Camminava con prudenza, traballante sul suo paio di tacchi. Si torturava le ciocche di capelli attorno alle orecchie, come se le trovasse fastidiose e si promettesse di tagliarle presto. Non riusciva a lasciarle stare: se le lisciava tra pollice e indice, se le arrotolava tra le dita, le tirava all'indietro per farle poi subito ricadere.

Si fermò. Per un attimo John pensò che volesse cercare una forcina o sistemarsi la borsa che portava a tracolla, ma lei infilò una mano nella tasca del cappotto e rivolse timorosa un'occhiata dietro di sé.

Ladra o spia? John attraversò la strada. Incurvò le spalle e trascinò i piedi, in modo tale da confondersi tra i lavoratori distrutti delle sei di sera. Buttò giù un sorso di caffè, come per farsi coraggio. Annacquato, pensò.

La donna appoggiò un pugno chiuso sulla parete di un edificio. Si chinò e infilò il mignolo della mano libera tra la caviglia e il cinturino della scarpa, come se volesse cercare un po' di sollievo.

John, però, non poteva essere ingannato, non così. Sull'intonaco scrostato, le cinque dita si stavano allargando. Sotto le unghie laccate di marrone — un colore poco appariscente, proprio azzeccato per una criminale — comparve una macchia blu scuro.

Un adesivo.

Il palmo passò sulla carta con un gesto noncurante e rapido.

La donna, regolata la fibbia con calma, si rialzò e si rassettò la gonna. Alzò un braccio, nel tentativo di attirare l'attenzione di un taxi, ma l'automobile scura le sfrecciò davanti senza nemmeno rallentare. Allora lei scosse la testa e si avviò a piccoli passi, i capelli scompigliati dal vento.
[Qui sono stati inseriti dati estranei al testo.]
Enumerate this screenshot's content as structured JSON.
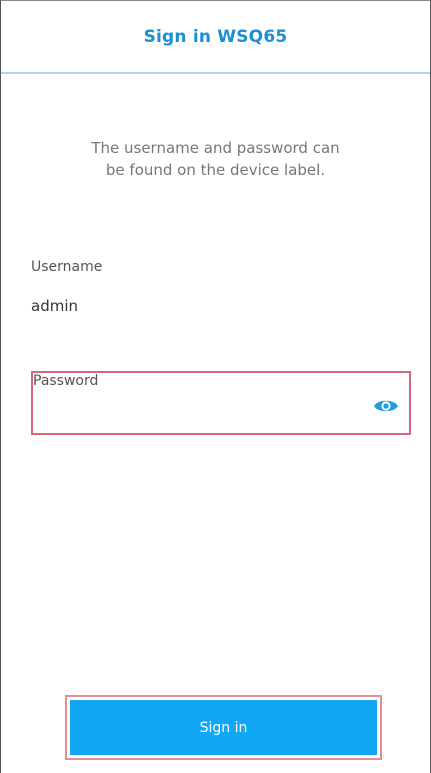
{
  "header": {
    "title": "Sign in WSQ65"
  },
  "instructions": {
    "line1": "The username and password can",
    "line2": "be found on the device label."
  },
  "username": {
    "label": "Username",
    "value": "admin"
  },
  "password": {
    "label": "Password",
    "value": "",
    "icon": "eye-icon"
  },
  "actions": {
    "sign_in_label": "Sign in"
  },
  "colors": {
    "accent": "#12a7f5",
    "title": "#1a8fd8",
    "highlight_border": "#d9667a"
  }
}
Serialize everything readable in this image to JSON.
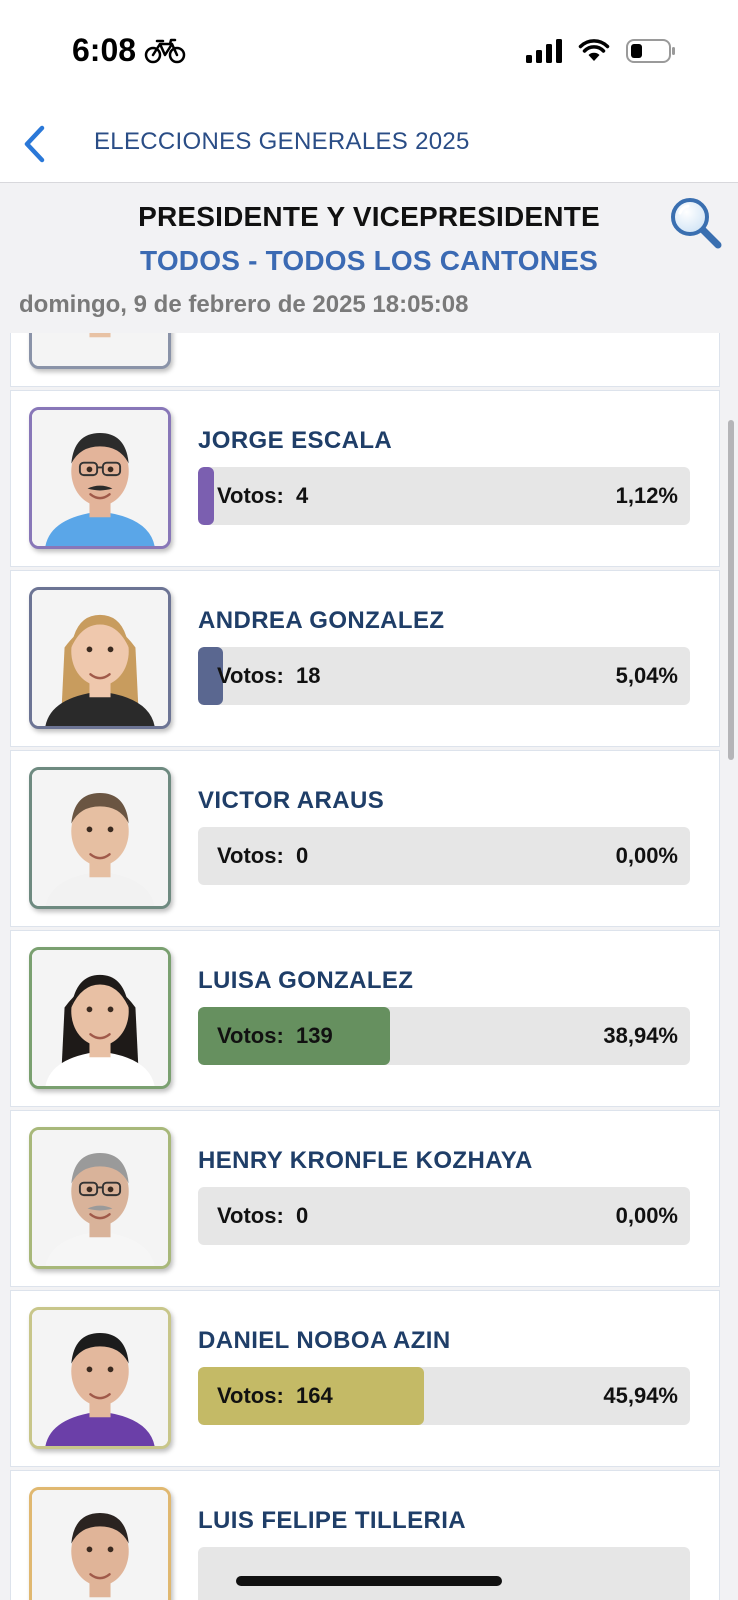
{
  "status_bar": {
    "time": "6:08",
    "activity_icon": "bicycle-icon",
    "signal_icon": "cellular-signal-icon",
    "wifi_icon": "wifi-icon",
    "battery_icon": "battery-icon"
  },
  "nav": {
    "back_icon": "chevron-left-icon",
    "title": "ELECCIONES GENERALES 2025"
  },
  "header": {
    "title": "PRESIDENTE Y VICEPRESIDENTE",
    "subtitle": "TODOS - TODOS LOS CANTONES",
    "date": "domingo, 9 de febrero de 2025 18:05:08",
    "search_icon": "search-icon"
  },
  "votes_label": "Votos:",
  "candidates": [
    {
      "name": "",
      "votes": "",
      "percent": "",
      "share": 0,
      "bar_color": "#9aa9c2",
      "frame_color": "#8a93a8",
      "partial": "top"
    },
    {
      "name": "JORGE ESCALA",
      "votes": "4",
      "percent": "1,12%",
      "share": 0.0112,
      "bar_color": "#7b5fb0",
      "frame_color": "#8877b8"
    },
    {
      "name": "ANDREA GONZALEZ",
      "votes": "18",
      "percent": "5,04%",
      "share": 0.0504,
      "bar_color": "#5a6790",
      "frame_color": "#6c7494"
    },
    {
      "name": "VICTOR ARAUS",
      "votes": "0",
      "percent": "0,00%",
      "share": 0,
      "bar_color": "#6a8a7e",
      "frame_color": "#6e8a80"
    },
    {
      "name": "LUISA GONZALEZ",
      "votes": "139",
      "percent": "38,94%",
      "share": 0.3894,
      "bar_color": "#66905f",
      "frame_color": "#7aa070"
    },
    {
      "name": "HENRY KRONFLE KOZHAYA",
      "votes": "0",
      "percent": "0,00%",
      "share": 0,
      "bar_color": "#a8b87a",
      "frame_color": "#a8b87a"
    },
    {
      "name": "DANIEL NOBOA AZIN",
      "votes": "164",
      "percent": "45,94%",
      "share": 0.4594,
      "bar_color": "#c4ba66",
      "frame_color": "#c8c68a"
    },
    {
      "name": "LUIS FELIPE TILLERIA",
      "votes": "",
      "percent": "",
      "share": 0,
      "bar_color": "#e0a860",
      "frame_color": "#e0b870",
      "partial": "bottom"
    }
  ],
  "colors": {
    "accent_blue": "#3b6ab3",
    "nav_title": "#2a4d86",
    "name_text": "#1f3e68",
    "background": "#f2f2f4"
  }
}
Non si guardò indietro neppure una volta. Furono le sue labbra, però, a tradirla: si incresparono, si torsero, tremarono, si arresero e si aprirono in un sorriso. Mentre passava accanto a John senza neppure notarlo, si posò un dito sulla bocca. Era come se avesse appena rivelato un segreto e stesse chiedendo di non raccontarlo in giro.

John si accigliò.

L'adesivo pazientava sul muro, incollato tra un poster che pubblicizzava un concerto di musica classica e una pistola dipinta con vernice scura. Gli angoli erano sollevati. Si sarebbe potuto staccare con due dita senza nemmeno fermarsi. Sarebbe stato così facile farlo scivolare in una borsa e appartarsi per leggerlo, con le dita appiccicose per la colla.

John gettò via il bicchiere di caffè e si avvicinò alla parete scrostata, cauto. Lo stampatello azzurro si fece sempre più nitido, le lettere cessarono di essere svolazzi e diventarono una B, una S, una H.

John trattenne il respiro.

Si aspettava un codice incomprensibile e lunghe ore passate a consultare i cifrari rimasti a Baker Street. Si aspettava una frase senza alcun senso, una serie di parole slegate tra loro che avrebbero potuto dare fuoco alla Bank of England.

Si sbagliava.




I believe in Sherlock Holmes




All'inizio non comprese. Passò il dito sulla I, sulla B e sulla E, cosciente solo del rumore degli autobus che sfrecciavano accanto a lui. Si disse che forse doveva consultare un cifrario, dopotutto. Capire poteva essere pericoloso: poteva essere peggio di un eventuale incendio a una banca nazionale.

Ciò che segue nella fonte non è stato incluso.